Sophie McElroy, a teacher and educationalist, is appalled when I tell her this has been happening to children during lockdown. She works to bring trauma-informed teaching practice into schools, and explains that children whose brains have been damaged by repeated adversity, such as sudden separation like this, could be suffering from trauma. That trauma interferes with a child’s ability to make good decisions, including about how to behave in a classroom, and so these children could find themselves punished for their behaviour, leading to their withdrawal, disengagement and refusal to attend school, or even their permanent exclusion. For me, this seems a particularly cruel sequence for these children, because while everything else is chaotic, and important adults come and go in a way completely beyond their control, school is often the only reliably available safe place they have in their life. To end up excluded from it because of their entirely understandable reaction to – yet another – avoidable trauma, is an injustice too far.

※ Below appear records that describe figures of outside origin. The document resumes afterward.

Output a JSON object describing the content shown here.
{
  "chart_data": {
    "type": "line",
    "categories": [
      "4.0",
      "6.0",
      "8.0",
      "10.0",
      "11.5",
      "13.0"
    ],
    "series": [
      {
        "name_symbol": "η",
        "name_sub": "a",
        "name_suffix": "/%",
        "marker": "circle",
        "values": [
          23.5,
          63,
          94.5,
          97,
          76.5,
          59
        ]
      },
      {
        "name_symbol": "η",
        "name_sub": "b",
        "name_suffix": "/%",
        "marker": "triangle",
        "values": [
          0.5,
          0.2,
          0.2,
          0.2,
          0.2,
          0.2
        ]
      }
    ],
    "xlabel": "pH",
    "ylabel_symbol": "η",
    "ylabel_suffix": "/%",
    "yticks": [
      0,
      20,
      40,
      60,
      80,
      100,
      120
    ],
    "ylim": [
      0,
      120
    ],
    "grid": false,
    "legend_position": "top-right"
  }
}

And yet there is more – an almost ceaseless stream of misery flows from the failure to take good care of a child. The consequences pervade every area of their life. With the whole world gazing at the potential hope of a vaccine right now, I looked at how childhood trauma might interact with the immune system and found research reporting (mostly negative) associations between chronic psychological stress and vaccine responses. Prolonged separation from a parent can cause stress that leads to higher cortisol levels, and children with higher cortisol levels after starting nursery have been found to have lower antibody responses to the vaccine for pneumococcal – a disease which can cause lung damage and meningitis, both of which can be fatal.
These children will have suffered already, many of them in ways those of us with the privilege of safe, happy childhoods would struggle to comprehend. Being cut off from physical contact with their parents is but one example of that suffering – but it is one we can prevent. We cannot go back in time and cure all the ills that put them in care or their parent in prison in the first place, but we can, and should, avoid inflicting any more.
Shadow secretary of state for justice David Lammy was characteristically pulling no punches when asked about what was happening: “It cannot be right for children, who have themselves done nothing wrong, to be denied all contact with their parents for months on end. The government’s shocking failure to get a grip on this pandemic is having a tragic human cost.” As ever that tragic human cost is one encountered far more severely by those at the margins of society who are easy to forget, and rarely make it into the rooms where powerful people make decisions, than by anyone else.
Had we a truly diverse parliament, fewer MPs with an expensive private school education, and more with the real life experiences and wisdom that being in care or having a parent in prison can bring, this situation would look very different indeed. There are many MPs, indeed even our prime minister, whose children don’t live with two parents, and their situation was recognised and dealt with humanely early on. Not so the children I’ve been writing about today, who are being so miserably, wretchedly failed it should shame us all. Those children deserve hope. They deserve a childhood which leaves them in no doubt that they matter, that they are entitled to be happy, that their dreams are important, that they are loved and that somebody, somewhere, with a voice and some power, is fighting for them.